Metadata-Version: 2.4
Name: mtlflashattn
Version: 0.2.0
Summary: Memory-efficient Metal flash-attention for PyTorch MPS, with a guarded flash_attn drop-in shim
Project-URL: Homepage, https://github.com/pawel-mazurkiewicz/mtlflashattn
Project-URL: Repository, https://github.com/pawel-mazurkiewicz/mtlflashattn
Project-URL: Issues, https://github.com/pawel-mazurkiewicz/mtlflashattn/issues
Author-email: Paweł Mazurkiewicz <chillaid.engineering@gmail.com>
License: MIT
Keywords: apple-silicon,attention,flash-attention,m5,metal,mps,neural-accelerator,pytorch,tensorops
Classifier: Development Status :: 4 - Beta
Classifier: Environment :: GPU
Classifier: Intended Audience :: Developers
Classifier: License :: OSI Approved :: MIT License
Classifier: Operating System :: MacOS
Classifier: Programming Language :: Python :: 3
Classifier: Topic :: Scientific/Engineering :: Artificial Intelligence
Requires-Python: >=3.10
Requires-Dist: torch>=2.5
Provides-Extra: dev
Requires-Dist: pytest>=8.0; extra == 'dev'
Description-Content-Type: text/markdown

# mtlflashattn

**Memory-efficient, fast flash-attention for PyTorch on Apple Silicon (MPS)** — with a
guarded `flash_attn` drop-in shim so existing code uses it automatically.

`mtlflashattn` never materializes the `Lq×Lk` score matrix (fixing OOM/SIGKILL on long
attention), and on M5 / macOS 27 it drives Apple's **TensorOps / Neural Accelerators** via
`matmul2d` to run **3–11× faster than the stock fused MPS SDPA** — which, separately, is
*silently numerically wrong* past ~4k tokens. Pure-Python `torch.mps.compile_shader`; no C++/
ObjC/Swift extension, no `.metallib`, no `xcrun` at runtime.

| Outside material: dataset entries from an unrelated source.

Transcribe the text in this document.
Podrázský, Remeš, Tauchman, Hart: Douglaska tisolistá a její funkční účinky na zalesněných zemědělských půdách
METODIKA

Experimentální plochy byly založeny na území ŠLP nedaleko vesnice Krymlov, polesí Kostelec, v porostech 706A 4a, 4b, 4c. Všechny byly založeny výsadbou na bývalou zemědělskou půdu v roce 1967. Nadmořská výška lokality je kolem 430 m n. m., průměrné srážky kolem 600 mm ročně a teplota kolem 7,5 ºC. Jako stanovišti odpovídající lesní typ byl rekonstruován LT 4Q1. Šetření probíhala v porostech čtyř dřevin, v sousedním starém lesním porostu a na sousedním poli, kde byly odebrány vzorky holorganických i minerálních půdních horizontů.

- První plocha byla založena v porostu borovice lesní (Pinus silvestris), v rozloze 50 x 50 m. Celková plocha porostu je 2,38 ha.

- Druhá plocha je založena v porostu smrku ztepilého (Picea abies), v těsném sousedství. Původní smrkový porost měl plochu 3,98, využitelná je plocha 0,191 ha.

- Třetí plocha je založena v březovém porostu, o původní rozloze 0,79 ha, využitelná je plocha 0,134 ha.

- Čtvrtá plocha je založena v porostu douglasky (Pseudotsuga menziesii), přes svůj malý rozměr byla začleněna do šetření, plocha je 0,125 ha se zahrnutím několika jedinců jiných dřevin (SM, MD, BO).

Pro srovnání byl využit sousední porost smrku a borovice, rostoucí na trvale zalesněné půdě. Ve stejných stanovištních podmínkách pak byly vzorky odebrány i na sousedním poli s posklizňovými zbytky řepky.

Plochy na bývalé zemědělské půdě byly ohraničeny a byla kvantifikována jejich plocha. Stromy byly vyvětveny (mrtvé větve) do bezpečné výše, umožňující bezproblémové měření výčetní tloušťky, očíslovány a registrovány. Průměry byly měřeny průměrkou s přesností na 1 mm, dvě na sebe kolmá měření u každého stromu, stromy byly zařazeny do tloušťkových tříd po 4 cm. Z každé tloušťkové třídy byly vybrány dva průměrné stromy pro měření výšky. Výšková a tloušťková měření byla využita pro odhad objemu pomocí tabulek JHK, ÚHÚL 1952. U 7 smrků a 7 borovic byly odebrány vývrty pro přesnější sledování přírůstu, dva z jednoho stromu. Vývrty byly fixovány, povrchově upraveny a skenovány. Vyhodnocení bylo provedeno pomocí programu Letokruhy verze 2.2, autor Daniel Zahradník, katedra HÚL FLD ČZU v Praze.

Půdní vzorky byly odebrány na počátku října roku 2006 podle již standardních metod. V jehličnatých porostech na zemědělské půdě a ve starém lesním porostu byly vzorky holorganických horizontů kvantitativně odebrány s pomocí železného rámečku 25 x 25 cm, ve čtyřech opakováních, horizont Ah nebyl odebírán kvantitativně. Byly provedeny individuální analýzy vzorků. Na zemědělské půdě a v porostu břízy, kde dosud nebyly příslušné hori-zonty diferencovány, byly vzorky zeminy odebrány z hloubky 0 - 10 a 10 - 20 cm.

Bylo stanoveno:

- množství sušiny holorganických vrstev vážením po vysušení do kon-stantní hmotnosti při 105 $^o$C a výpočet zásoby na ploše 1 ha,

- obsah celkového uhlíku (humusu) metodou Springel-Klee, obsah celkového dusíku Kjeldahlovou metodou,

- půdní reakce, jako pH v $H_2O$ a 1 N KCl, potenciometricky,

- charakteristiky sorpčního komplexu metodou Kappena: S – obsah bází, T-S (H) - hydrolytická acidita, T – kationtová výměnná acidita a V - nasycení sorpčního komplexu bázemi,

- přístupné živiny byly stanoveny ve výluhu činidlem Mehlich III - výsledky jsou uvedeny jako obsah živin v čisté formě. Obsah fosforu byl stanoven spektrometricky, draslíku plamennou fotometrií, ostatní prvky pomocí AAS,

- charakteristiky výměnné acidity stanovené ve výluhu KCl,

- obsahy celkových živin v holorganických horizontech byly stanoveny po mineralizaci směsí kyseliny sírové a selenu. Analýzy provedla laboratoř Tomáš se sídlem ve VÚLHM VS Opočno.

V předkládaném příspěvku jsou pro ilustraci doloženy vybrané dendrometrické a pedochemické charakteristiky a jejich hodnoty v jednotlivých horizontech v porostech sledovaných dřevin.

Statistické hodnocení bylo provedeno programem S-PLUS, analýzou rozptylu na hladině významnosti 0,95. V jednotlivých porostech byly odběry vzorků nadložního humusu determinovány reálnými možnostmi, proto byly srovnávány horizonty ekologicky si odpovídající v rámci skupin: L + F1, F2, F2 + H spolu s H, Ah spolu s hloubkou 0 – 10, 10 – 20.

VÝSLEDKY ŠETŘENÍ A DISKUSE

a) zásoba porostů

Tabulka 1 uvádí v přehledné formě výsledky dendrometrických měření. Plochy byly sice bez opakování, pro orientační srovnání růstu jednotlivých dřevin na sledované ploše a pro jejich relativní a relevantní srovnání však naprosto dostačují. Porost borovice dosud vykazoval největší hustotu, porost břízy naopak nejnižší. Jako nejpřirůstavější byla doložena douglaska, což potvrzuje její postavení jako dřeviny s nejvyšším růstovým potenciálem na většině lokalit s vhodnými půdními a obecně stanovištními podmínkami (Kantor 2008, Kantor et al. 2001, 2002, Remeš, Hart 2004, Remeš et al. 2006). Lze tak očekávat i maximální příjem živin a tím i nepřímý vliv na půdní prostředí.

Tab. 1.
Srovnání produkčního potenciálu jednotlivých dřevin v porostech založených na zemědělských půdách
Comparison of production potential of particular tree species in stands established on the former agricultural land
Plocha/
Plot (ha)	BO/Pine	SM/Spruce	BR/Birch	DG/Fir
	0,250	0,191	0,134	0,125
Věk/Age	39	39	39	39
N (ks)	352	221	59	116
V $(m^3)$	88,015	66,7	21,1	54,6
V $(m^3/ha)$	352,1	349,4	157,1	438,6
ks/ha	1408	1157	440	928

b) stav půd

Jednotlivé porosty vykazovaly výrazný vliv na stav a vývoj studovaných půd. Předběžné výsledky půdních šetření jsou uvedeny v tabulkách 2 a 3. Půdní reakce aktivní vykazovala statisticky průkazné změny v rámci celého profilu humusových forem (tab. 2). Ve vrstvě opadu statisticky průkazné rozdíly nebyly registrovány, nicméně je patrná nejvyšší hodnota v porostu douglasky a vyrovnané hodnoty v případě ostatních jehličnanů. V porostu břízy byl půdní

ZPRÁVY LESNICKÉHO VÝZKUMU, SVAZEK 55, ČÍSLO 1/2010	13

> Likely the first working `matmul2d`/TensorOps flash-attention outside Apple.

---

## Why

- **OOM rescue.** Stock attention allocates `Lq×Lk` scores; at long sequence it blows past
  unified memory and the process is SIGKILL'd. This kernel is O(L·D) memory — it never forms
  the score matrix.
- **Correctness.** The MPS *fused* `scaled_dot_product_attention` diverges past ~4k tokens
  (per-element errors up to ~28 on real DiT q/k/v → grid artifacts / variance collapse). This
  kernel accumulates softmax/output state in fp32 and matches a chunked-fp32 reference to
  ~1e-4–6e-4 at 1k–32k tokens.
- **Speed.** On M5 it uses the Neural Accelerators (TensorOps `matmul2d`) with a
  register-resident online-softmax pipeline.
- **Zero-friction adoption.** A guarded `flash_attn` import shim means libraries that
  `from flash_attn import flash_attn_func` get the Metal version on Apple Silicon with no code
  change — while a real CUDA `flash_attn` install always wins.

## Requirements

- Apple Silicon Mac, `torch >= 2.5` (`torch.mps.compile_shader`).
- **v2 / v2r (TensorOps)**: M5+ and macOS 26+ (MetalPerformancePrimitives). Auto-detected.
- **v1 (`simdgroup_matrix`)**: any Apple Silicon (M1+), used when TensorOps is unavailable.
- **v0 / torch fallback**: anywhere MPS runs.

## Install

```bash
pip install mtlflashattn        # or: uv add mtlflashattn
```

The guarded `flash_attn` shim auto-activates at interpreter start via a `.pth` file. Kill it
with `MTLFLASHATTN_SHIM=off`.

## Usage

### 1. As the `flash_attn` drop-in (most code needs nothing)

```python
import torch
from flash_attn import flash_attn_func        # served by mtlflashattn on MPS

q = torch.randn(1, 8192, 16, 64, device="mps", dtype=torch.bfloat16)  # [B, S, H, D]
k = torch.randn_like(q); v = torch.randn_like(q)
out = flash_attn_func(q, k, v, causal=True)
```

Exposes the CUDA flash-attn surface: `flash_attn_func`, `flash_attn_varlen_func`,
`flash_attn_qkvpacked_func`, `flash_attn_kvpacked_func`, `flash_attn_varlen_qkvpacked_func`,
`flash_attn_varlen_kvpacked_func`, and the `flash_attn.flash_attn_interface` submodule.
Logit soft-capping (`softcap=`), sliding-window attention (`window_size=`), and ALiBi
(`alibi_slopes=`) are supported on all kernel tiers. Unsupported features (dropout,
`return_attn_probs`, D>128, backward) **raise `NotImplementedError`** so
callers fall back rather than get wrong results.

### 2. Direct API

```python
import metal_flash_attn as mfa
out = mfa.flash_attn_func(q, k, v, causal=True, softmax_scale=0.125)
```

### 3. As an `F.scaled_dot_product_attention` patch

```python
import metal_flash_attn.sdpa as sdpa
sdpa.install()    # reroutes F.scaled_dot_product_attention on MPS, gated; opt-in
...
sdpa.uninstall()
```

Fires on three gates: **correctness** (`max(Lq,Lk) ≥ MTLFLASHATTN_SDPA_MIN_SEQ`, default 4096),
**speed** (a fast TensorOps tier above `MTLFLASHATTN_SDPA_FAST_MIN_SEQ`, default 1024), and
**memory** (`MTLFLASHATTN_SDPA_MIN_GB`, default 12). Tiny attention stays on stock. Never
crashes the caller — any kernel error falls through to the original op.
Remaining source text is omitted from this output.